Lowry was irate in real time, then calmed down with the help of his teammates en route to a win. He handled the situation as well as possible in real time, and the following day, he expressed the proper amount of disgust at Stevens’ behavior.
He was direct and calm when he said Stevens should no longer be part of the NBA. That story isn’t going away, but it faded with another Raptors victory and the possibility that Golden State won’t win another championship this season.
When the Raptors traded DeRozan for Kawhi Leonard, Lowry was hurt. Ujiri and Lowry had a long conversation to clear the air.
Raptors guard Kyle Lowry (Photo: Dan Hamilton, USA TODAY Sports)
“This year there was a really good moment where we sat down and we really talked about what we wanted to accomplish, and it's a tough conversation but these are conversations that you have to have,” Ujiri said. “I did understand how Kyle felt when obviously we made the trade and it was tough. DeMar is his best friend. I do understand that completely.
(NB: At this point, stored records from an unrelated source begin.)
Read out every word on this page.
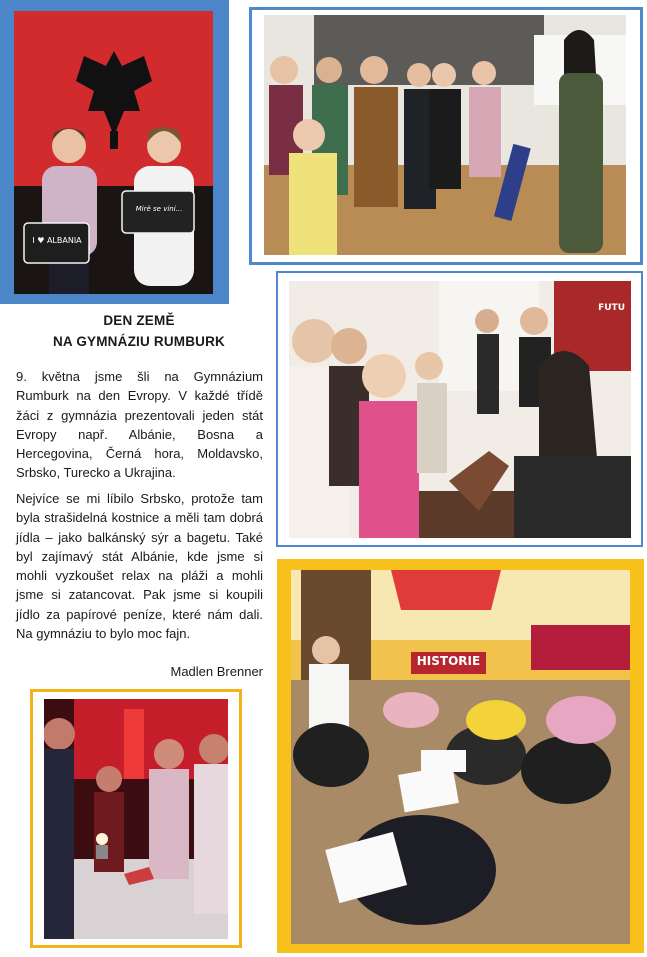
I ♥ ALBANIA
Mirë se vini...
DEN ZEMĚ
NA GYMNÁZIU RUMBURK

9. května jsme šli na Gymnázium Rumburk na den Evropy. V každé třídě žáci z gymnázia prezentovali jeden stát Evropy např. Albánie, Bosna a Hercegovina, Černá hora, Moldavsko, Srbsko, Turecko a Ukrajina.

Nejvíce se mi líbilo Srbsko, protože tam byla strašidelná kostnice a měli tam dobrá jídla – jako balkánský sýr a bagetu. Také byl zajímavý stát Albánie, kde jsme si mohli vyzkoušet relax na pláži a mohli jsme si zatancovat. Pak jsme si koupili jídlo za papírové peníze, které nám dali. Na gymnáziu to bylo moc fajn.

Madlen Brenner
FUTU
HISTORIE
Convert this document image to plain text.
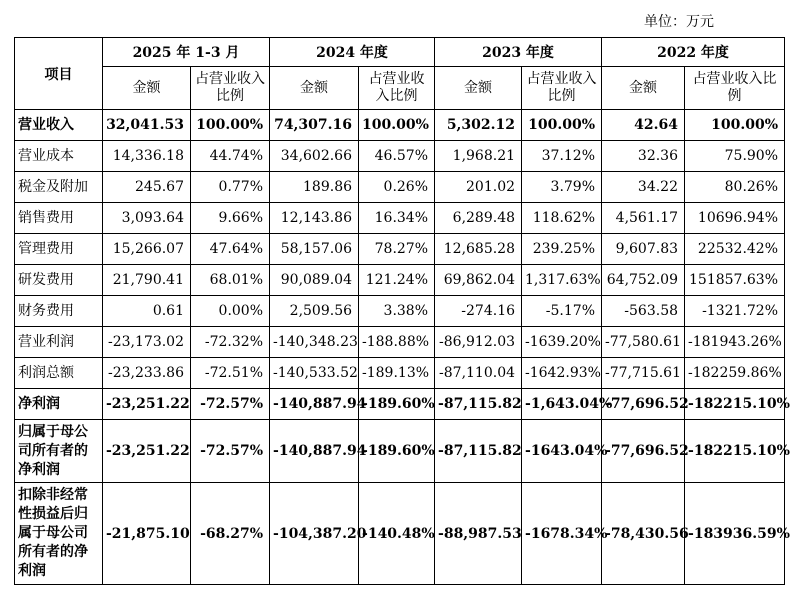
单位：万元
项目	2025 年 1-3 月		2024 年度		2023 年度		2022 年度	
	金额	占营业收入比例	金额	占营业收入比例	金额	占营业收入比例	金额	占营业收入比例
营业收入	32,041.53	100.00%	74,307.16	100.00%	5,302.12	100.00%	42.64	100.00%
营业成本	14,336.18	44.74%	34,602.66	46.57%	1,968.21	37.12%	32.36	75.90%
税金及附加	245.67	0.77%	189.86	0.26%	201.02	3.79%	34.22	80.26%
销售费用	3,093.64	9.66%	12,143.86	16.34%	6,289.48	118.62%	4,561.17	10696.94%
管理费用	15,266.07	47.64%	58,157.06	78.27%	12,685.28	239.25%	9,607.83	22532.42%
研发费用	21,790.41	68.01%	90,089.04	121.24%	69,862.04	1,317.63%	64,752.09	151857.63%
财务费用	0.61	0.00%	2,509.56	3.38%	-274.16	-5.17%	-563.58	-1321.72%
营业利润	-23,173.02	-72.32%	-140,348.23	-188.88%	-86,912.03	-1639.20%	-77,580.61	-181943.26%
利润总额	-23,233.86	-72.51%	-140,533.52	-189.13%	-87,110.04	-1642.93%	-77,715.61	-182259.86%
净利润	-23,251.22	-72.57%	-140,887.94	-189.60%	-87,115.82	-1,643.04%	-77,696.52	-182215.10%
归属于母公司所有者的净利润	-23,251.22	-72.57%	-140,887.94	-189.60%	-87,115.82	-1643.04%	-77,696.52	-182215.10%
扣除非经常性损益后归属于母公司所有者的净利润	-21,875.10	-68.27%	-104,387.20	-140.48%	-88,987.53	-1678.34%	-78,430.56	-183936.59%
That's the toughest part of the business that we all talk about.”
As much as it hurt to see his friend traded, deep down Lowry understood his best chance to win a title was alongside Leonard.
At one point early in his Raptors tenure, Lowry thought he would be on the move again.
“When I first got traded here I didn't really know what to expect,” Lowry said. “I thought I would be here a couple years and be out of here. But the organization is unbelievable, the ownership is unbelievable, management has been great. We have had great people come through here, players, coaches, and just kind of grown for me.”
Seven seasons later, Lowry, the Raptors and Toronto are close to something that seemed so far away for so long.